Para su desgracia yo era una bruja y en mi aquelarre es una tradición regalar algo cuando cumples quince años. A mí me dieron un obsequio que pensé nunca iba a usar por lo anticuado e inservible que parecía. Afortunadamente, fue útil para el Día de Sombreros locos y lo traje a la escuela. Disfracé el mío con toda suerte de roedores, bichos y telarañas para que pasara inadvertido. La celebración fue hace unos días, pero miré hacia la repisa del aula y ahí seguía junto a algunos otros, todavía enteros y compuestos con múltiples referencias y materiales. El mío parecía de todo, menos el sombrero de una auténtica hechicera. Lo bajé de ahí y me lo puse de inmediato.
Me imaginé lo que quería que sucediera y ocurrió tal cual lo deseé. Primero vino el olor a putrefacción. Mientras él revisaba uno de los exámenes una peste a alcantarilla se dejó sentir en el aula. Todos hicieron expresiones de asco y buscaron el origen del hedor. Él se levantó de su escritorio y se dieron cuenta que el olor provenía de su persona. Satisfecha de mi deseo, di el siguiente paso. Todos gritaron asustados al ver ratas gigantes salir de sus pantalones. Los roedores eran horribles con sus ojos saltones y el espantoso negro de su pelambre.
No podía evitar reírme de él. Se veía ridículo dando saltos para quitarse aquellos bichos de encima. Todos estaban asqueados y extrañados de la situación. ¿Y yo? Muy divertida. Aún no había decidido que aquello terminara y puse unas cuantas ratas más dentro de su camisa. Me entretenía verlo bailando así, aunque tuviera dos pies izquierdos. Al escuchar tanto alboroto, los alumnos y docentes de otros salones se acercaron y se rieron y grabaron videos para subirlos a la red con alguna canción graciosa de fondo. Yo sólo pedía que me etiquetaran para tener un recuerdo de mi maravillosa obra.
En medio de aquel espectáculo, recordé el sufrimiento que me hizo pasar desde que lo rechacé, desde los simples regaños hasta mandarme a extras en más de una ocasión. Me puso en situaciones que me impedían terminar mi etapa de prepa... En reacción a mis memorias, mi ira creció y de un momento a otro él estaba tirado en el suelo convulsionando. Espuma blanca le salía de la boca y tenía las pupilas hacia atrás, al borde de los párpados.
Los alumnos gritaban asustados mientras intentaban ayudarlo sin éxito.
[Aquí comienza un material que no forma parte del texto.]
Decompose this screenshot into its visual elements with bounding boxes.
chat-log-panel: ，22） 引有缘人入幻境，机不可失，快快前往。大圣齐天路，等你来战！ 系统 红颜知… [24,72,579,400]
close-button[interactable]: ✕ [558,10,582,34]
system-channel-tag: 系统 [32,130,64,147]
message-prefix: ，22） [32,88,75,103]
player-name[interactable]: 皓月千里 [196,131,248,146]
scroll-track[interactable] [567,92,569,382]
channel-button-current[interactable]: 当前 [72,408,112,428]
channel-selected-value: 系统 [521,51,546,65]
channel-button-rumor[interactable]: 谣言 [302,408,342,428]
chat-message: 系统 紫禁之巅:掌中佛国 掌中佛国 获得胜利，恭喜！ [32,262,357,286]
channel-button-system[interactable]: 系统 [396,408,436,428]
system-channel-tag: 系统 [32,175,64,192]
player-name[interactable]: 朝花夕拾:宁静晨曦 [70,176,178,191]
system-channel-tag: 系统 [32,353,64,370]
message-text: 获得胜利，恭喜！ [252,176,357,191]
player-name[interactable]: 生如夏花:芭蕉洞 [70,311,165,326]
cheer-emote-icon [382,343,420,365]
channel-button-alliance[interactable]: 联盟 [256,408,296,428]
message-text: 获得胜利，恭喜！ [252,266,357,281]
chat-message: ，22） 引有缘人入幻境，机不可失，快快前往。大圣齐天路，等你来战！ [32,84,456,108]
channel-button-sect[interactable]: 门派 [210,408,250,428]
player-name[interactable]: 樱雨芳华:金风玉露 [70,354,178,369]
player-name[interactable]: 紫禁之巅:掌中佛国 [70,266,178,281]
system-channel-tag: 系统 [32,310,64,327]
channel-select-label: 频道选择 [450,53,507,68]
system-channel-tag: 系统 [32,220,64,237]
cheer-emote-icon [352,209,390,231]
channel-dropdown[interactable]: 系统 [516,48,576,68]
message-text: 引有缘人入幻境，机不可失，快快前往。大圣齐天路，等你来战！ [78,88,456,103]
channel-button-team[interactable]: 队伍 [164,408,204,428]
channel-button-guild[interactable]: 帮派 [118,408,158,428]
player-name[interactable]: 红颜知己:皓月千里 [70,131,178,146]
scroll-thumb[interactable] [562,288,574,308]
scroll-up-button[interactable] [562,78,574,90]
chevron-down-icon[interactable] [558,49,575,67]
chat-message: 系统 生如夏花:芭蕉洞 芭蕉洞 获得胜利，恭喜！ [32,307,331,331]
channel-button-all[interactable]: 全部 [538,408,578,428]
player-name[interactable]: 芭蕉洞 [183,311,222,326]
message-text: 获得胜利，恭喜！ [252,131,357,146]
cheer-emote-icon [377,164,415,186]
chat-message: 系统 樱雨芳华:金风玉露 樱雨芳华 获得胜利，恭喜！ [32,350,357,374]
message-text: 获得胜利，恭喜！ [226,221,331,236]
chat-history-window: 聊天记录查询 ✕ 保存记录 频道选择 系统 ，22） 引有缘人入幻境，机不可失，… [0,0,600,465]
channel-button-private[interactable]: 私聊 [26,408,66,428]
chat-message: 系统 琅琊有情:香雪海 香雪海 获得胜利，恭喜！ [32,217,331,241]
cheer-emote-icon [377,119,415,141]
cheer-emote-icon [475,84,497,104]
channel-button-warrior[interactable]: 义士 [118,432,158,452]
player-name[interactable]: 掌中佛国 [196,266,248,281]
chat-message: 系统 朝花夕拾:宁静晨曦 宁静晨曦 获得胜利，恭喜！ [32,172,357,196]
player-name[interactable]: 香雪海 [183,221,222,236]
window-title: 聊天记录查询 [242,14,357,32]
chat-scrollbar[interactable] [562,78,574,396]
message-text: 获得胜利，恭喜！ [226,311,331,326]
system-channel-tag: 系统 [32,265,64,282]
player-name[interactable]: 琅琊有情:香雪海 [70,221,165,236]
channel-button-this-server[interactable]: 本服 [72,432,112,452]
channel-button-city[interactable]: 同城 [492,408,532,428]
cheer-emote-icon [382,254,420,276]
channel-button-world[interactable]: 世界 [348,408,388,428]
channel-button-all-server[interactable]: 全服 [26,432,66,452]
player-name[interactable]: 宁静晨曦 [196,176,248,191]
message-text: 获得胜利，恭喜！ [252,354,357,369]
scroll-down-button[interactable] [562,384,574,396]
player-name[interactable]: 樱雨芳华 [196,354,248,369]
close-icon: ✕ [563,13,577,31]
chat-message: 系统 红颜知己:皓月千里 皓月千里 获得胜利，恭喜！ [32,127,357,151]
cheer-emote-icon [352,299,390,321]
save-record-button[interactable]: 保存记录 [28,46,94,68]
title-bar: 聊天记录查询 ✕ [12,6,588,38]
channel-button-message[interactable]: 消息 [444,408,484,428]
Me quedé pasmada porque eso no era obra mía. Era imposible que la magia de mi sombrero realizara algo así. Yo sólo había aprendido a invocar criaturas nauseabundas y olores fétidos. Volví la mirada a todos lados y encontré a una chica que tenía sus ojos llorosos. Y encima llevaba un sombrero decorado con cintas moradas y moños del mismo color. El listón anudado de esa forma era símbolo de la epilepsia a nivel mundial, según nos contó ella a todos.
Devolví mi interés en el profesor y por un instante tuve compasión de él. Toparse con una bruja y abusar de ella era mala suerte; pero encontrar a dos y hacerlas sufrir de la misma manera... Definitivamente, Dios le había dado la espalda. Y debía de ser por un buen motivo. Imaginé la cantidad de alumnas por las que él había pasado y sentí mucho asco. Sin embargo, no pude sentirme más feliz y tranquila al ver lo que le estaba ocurriendo en el piso del aula.